Code du travail : comment Macron va légiférer par ordonnances

Le Premier ministre Edouard Philippe et la ministre du Travail Muriel Pénicaud dévoilent mardi leur feuille de route pour réformer le Code du travail. Pour ce faire, ils passeront par le système des ordonnances.

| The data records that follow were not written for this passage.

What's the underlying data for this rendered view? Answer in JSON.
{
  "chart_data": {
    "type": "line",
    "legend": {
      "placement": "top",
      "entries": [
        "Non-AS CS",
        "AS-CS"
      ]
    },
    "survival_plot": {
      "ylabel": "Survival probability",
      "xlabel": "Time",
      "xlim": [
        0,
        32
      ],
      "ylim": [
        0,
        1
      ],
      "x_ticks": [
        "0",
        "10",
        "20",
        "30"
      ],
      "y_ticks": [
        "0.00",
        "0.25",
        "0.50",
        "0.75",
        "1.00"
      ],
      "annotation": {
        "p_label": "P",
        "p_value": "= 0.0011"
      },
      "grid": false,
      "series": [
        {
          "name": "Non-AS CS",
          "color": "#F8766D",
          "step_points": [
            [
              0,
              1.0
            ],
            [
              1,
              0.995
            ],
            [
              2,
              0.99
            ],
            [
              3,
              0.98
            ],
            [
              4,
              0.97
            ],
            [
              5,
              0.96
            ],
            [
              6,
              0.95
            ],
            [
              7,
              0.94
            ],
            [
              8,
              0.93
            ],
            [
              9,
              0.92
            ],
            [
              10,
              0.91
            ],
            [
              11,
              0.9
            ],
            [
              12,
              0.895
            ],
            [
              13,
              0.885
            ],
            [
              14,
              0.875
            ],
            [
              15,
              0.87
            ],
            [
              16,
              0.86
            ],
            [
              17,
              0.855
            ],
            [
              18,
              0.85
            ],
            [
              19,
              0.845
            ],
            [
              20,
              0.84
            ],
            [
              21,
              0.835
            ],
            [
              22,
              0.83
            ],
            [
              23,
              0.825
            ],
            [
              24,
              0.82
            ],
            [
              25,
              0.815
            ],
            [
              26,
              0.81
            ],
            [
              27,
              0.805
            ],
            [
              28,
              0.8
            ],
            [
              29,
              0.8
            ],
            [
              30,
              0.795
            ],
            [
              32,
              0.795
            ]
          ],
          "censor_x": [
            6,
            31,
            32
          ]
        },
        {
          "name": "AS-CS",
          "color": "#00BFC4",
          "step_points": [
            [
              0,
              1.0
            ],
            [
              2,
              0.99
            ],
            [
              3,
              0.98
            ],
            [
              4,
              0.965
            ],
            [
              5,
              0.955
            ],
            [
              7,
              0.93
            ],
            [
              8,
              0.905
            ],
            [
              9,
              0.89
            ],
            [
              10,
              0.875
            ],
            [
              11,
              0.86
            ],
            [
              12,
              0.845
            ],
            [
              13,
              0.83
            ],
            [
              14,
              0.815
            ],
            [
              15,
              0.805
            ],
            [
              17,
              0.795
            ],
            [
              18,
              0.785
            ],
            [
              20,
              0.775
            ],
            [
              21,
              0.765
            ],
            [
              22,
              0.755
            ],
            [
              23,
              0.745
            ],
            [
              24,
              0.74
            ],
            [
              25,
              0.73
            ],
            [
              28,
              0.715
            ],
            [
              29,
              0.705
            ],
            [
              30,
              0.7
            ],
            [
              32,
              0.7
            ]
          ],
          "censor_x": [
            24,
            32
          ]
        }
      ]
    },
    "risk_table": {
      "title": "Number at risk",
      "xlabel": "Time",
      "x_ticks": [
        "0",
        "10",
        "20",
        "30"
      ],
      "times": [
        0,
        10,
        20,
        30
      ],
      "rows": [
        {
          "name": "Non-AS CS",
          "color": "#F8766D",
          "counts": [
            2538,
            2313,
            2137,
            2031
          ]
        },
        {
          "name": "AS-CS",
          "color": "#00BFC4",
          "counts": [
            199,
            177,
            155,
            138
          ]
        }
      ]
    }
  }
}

Un processus qu'Emmanuel Macron a défini juste avant son élection sur France Inter : "L'ordonnance permet de raccourcir le processus parlementaire et d'éviter les navettes parlementaires." Le principe de l'ordonnance ne veut pas dire outrepasser les pouvoirs du Parlement, comme dans le cadre de l'article 49-3 utilisé par Manuel Valls par exemple pour imposer la loi Macron ou la loi Travail. En effet, l'exécutif doit avoir le feu vert du législatif et ce, via un cadre très strict.
 
Des ordonnances estivales pour une ratification à l'automne
 
Le Parlement va autoriser, par le biais d'un projet de loi d'habilitation - annoncée pour le 28 juin en Conseil des ministres -, le gouvernement à légiférer sur un sujet donné et dans un délai fixé. Puis l'Assemblée nationale et le Sénat valideront ou non l'ensemble des ordonnances via un projet de loi de ratification. Dans le temps imparti, Edouard Philippe et Muriel Pénicaud, sa ministre du Travail, devront rédiger leurs ordonnances, les faire valider par le Conseil d'Etat puis les adopter en Conseil des ministres.
 
La semaine dernière sur France 2, le Premier ministre Edouard Philippe a rapidement détaillé son calendrier : "Les ordonnances seront prises avant la fin de l'été. La fin de l'été, c'est le 21 septembre. Donc avant cette date et la reprise de la session parlementaire normale." Après la publication des ordonnances au Journal officiel, la loi de ratification est la véritable étape sensible du processus : l'ordonnance n'acquiert en effet sa valeur législative qu'après l'adoption définitive - et globale - du Parlement.
 
Ce sont donc sur toutes les ordonnances publiées que députés et sénateurs devront se prononcer à l'automne. Il faut donc à Emmanuel Macron et Edouard Philippe une majorité confortable à l'Assemblée nationale et au Sénat - il y a des élections sénatoriales en septembre - pour éviter les mauvaises surprises.